Since then I’ve been in Cathedrals. We went to Canterbury where I was the Canon Librarian before going to St Albans as Dean. Rhona is a Roman Catholic and I’m very ecumenically committed. I am also involved with issues of homelessness and Christian attitudes to that; I chaired a group which got a direct access hostel going in Canterbury. It is very important to my faith that it should have practical outworkings of that kind, particularly in relation to people who are disadvantaged. Cathedrals do have a crucial role in this day and age because it is pretty secular in many ways, yet people are enquiring about spiritual matters, if not exclusively about Christianity. One of the great values of Cathedrals is that they are easily accessible. They can cater for a wide number of people, they can have more than one style of worship going on, and you can relate to people who are not necessarily consciously or keenly Christian. People can light candles or put up prayers or pray for justice and peace plus there are all the ancillary things that go on like music and festivals. There is a Christian core to it but round that core all sorts of different things circulate and I like that model because I think it connects people to things going on in the world, and connects them (us) to the Christian prayer and worship going on at the centre.

Accessible to all

Geographically, the Cathedral here isn’t ideal because it is rather hidden. I have some sympathy with the Cathedral’s critics and we have a lot of work to do with our relationship with the diocese, but relationships are a two-way thing and I hope people will put effort into working with the cathedral and helping it as well. And it is a lovely Cathedral with wonderful music and marvellous facilities; we just have to make sure it is all used creatively as the Cathedral for the Diocese.

The gay debate

I’m not a great participant in the gay debate because I don’t think the issue is of importance. I’m not keen on the views of those who are very pro or very anti. There have been many wonderful clergy and Christian lay people who have been gay all through time and they have been generalists, not single issue fanatics. I take a fairly relaxed attitude to their sexual orientation so long as it does not wreck their ministry – but you can say
the same about heterosexuals. In the Bible and in the Christian tradition it is a third order issue.

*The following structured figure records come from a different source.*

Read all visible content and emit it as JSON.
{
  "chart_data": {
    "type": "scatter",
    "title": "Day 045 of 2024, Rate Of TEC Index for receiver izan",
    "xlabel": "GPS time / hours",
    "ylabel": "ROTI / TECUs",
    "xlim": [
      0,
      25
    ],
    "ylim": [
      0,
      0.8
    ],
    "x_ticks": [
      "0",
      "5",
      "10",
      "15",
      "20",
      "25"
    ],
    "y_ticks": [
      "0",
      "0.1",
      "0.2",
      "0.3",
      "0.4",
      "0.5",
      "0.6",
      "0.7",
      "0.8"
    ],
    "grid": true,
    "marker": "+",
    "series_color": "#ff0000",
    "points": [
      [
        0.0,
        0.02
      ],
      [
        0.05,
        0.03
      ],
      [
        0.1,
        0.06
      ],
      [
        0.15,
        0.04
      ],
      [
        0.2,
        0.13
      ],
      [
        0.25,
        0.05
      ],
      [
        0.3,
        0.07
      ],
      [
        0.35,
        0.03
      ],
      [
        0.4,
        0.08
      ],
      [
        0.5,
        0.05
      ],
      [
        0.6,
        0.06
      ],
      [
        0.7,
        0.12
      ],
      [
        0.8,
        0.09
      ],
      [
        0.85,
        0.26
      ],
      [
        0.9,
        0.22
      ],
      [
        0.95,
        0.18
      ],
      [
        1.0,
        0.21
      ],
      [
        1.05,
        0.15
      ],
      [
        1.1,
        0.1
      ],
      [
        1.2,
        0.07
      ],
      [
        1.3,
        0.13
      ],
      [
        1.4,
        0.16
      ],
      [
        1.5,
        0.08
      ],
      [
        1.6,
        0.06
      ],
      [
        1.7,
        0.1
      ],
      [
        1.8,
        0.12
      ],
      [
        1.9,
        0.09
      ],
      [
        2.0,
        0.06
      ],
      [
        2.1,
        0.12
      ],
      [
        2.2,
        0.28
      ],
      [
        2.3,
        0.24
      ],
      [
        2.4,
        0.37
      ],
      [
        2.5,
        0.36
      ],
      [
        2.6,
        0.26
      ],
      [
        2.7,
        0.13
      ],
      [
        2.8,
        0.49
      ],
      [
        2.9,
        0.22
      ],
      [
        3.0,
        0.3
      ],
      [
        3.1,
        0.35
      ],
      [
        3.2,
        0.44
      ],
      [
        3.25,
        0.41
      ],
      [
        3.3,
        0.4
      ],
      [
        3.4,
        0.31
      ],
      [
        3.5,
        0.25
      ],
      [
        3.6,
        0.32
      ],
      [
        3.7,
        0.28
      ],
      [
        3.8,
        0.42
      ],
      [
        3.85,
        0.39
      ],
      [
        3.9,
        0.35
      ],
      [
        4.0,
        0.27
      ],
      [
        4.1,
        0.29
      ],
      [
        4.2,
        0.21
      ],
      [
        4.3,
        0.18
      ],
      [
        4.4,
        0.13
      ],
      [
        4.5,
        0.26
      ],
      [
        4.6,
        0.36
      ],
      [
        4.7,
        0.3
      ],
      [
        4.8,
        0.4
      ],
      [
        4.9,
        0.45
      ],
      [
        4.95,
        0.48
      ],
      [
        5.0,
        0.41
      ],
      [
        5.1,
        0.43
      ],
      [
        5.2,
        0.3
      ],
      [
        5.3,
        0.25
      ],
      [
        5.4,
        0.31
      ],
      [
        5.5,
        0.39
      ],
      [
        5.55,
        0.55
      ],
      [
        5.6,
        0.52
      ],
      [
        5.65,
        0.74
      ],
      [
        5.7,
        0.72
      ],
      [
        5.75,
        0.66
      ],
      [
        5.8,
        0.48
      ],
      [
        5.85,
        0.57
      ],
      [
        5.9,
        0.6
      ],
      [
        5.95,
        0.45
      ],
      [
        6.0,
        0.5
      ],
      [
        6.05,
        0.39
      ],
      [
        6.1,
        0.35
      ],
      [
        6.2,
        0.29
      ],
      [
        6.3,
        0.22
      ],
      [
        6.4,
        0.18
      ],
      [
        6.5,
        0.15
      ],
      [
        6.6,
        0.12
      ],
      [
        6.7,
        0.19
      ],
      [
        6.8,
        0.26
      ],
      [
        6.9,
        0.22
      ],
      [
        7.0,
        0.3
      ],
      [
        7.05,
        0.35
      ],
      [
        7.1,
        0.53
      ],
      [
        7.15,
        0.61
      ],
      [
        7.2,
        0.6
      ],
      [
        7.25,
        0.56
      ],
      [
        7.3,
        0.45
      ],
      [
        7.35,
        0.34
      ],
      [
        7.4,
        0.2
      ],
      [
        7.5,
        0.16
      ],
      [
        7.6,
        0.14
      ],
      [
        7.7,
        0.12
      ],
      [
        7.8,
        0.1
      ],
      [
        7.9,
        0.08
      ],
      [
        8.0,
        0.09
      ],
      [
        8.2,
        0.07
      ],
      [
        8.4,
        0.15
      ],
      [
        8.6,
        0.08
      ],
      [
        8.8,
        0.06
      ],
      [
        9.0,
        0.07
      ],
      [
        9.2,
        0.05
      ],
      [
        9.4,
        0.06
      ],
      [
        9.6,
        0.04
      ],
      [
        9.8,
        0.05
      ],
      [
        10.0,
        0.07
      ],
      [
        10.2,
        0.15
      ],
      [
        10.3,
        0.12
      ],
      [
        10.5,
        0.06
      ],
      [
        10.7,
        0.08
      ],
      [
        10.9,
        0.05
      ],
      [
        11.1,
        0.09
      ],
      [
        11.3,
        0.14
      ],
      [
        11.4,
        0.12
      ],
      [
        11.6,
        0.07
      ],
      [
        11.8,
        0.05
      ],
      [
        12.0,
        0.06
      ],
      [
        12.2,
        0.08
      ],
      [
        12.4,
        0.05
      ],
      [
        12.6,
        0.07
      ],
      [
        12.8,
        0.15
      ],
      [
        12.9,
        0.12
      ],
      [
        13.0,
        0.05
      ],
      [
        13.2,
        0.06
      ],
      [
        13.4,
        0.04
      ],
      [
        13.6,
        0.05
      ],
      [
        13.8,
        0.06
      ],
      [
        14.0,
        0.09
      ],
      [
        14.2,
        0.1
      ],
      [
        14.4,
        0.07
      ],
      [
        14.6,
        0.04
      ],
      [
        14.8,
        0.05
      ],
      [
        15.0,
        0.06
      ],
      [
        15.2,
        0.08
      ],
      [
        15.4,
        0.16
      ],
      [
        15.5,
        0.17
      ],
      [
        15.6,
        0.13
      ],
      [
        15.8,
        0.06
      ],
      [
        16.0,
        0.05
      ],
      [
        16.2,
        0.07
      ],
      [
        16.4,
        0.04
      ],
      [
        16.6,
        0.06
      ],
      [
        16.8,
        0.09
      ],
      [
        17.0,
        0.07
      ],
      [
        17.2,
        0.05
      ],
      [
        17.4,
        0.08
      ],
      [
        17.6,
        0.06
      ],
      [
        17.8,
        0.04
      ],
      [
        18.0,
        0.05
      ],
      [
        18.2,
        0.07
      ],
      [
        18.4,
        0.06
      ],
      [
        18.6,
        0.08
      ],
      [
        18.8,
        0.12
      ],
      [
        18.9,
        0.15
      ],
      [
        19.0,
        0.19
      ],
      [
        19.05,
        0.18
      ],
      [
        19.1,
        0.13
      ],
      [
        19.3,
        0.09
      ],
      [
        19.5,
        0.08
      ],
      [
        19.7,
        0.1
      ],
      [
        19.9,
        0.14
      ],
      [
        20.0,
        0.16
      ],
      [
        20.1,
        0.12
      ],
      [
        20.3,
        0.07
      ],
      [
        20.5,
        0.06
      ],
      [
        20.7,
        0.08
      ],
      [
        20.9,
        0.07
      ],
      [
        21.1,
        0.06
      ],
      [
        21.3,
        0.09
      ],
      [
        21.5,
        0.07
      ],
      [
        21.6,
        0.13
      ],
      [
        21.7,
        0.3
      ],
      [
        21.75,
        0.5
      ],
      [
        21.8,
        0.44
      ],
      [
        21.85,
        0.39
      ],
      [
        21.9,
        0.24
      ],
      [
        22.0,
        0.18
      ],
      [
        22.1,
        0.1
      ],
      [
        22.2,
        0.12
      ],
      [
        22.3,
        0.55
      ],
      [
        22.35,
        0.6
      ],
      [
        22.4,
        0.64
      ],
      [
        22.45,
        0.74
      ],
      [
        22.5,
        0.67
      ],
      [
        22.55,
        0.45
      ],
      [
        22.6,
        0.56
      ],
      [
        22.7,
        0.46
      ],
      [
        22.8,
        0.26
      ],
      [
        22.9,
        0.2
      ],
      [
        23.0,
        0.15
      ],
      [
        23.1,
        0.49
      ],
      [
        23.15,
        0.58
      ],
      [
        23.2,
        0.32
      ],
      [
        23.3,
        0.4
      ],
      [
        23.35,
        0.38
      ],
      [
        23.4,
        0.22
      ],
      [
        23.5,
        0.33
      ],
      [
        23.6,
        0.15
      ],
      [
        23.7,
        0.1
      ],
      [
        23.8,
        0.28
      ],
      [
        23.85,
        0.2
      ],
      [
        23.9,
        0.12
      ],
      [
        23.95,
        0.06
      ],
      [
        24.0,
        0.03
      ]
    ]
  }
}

What does it matter? Maybe other people feel this too. At a time when much of the world knows nothing of Jesus Christ, when there are lots of homeless people, a lot of third world debt, why spend ink and energy on this subject? I’m for giving it all a much lower rating, but I’m in a minority. I have the passionate view that it is not a top subject!

Bell, book and plough

It’s early days here but I certainly don’t want to sit in this room all the time. I have a Benedictine line on balance: their ‘bell, book and plough’, except of course in practice they often copped out of the plough and employed others to do it. I like combining my spirituality with physical work and some study. We are going to plough literally here because we are to have a vegetable garden and we keep chickens. We have some guinea fowl as well – guinea fowl wandering round Tom Quad has been mentioned. Without something like that one goes to seed!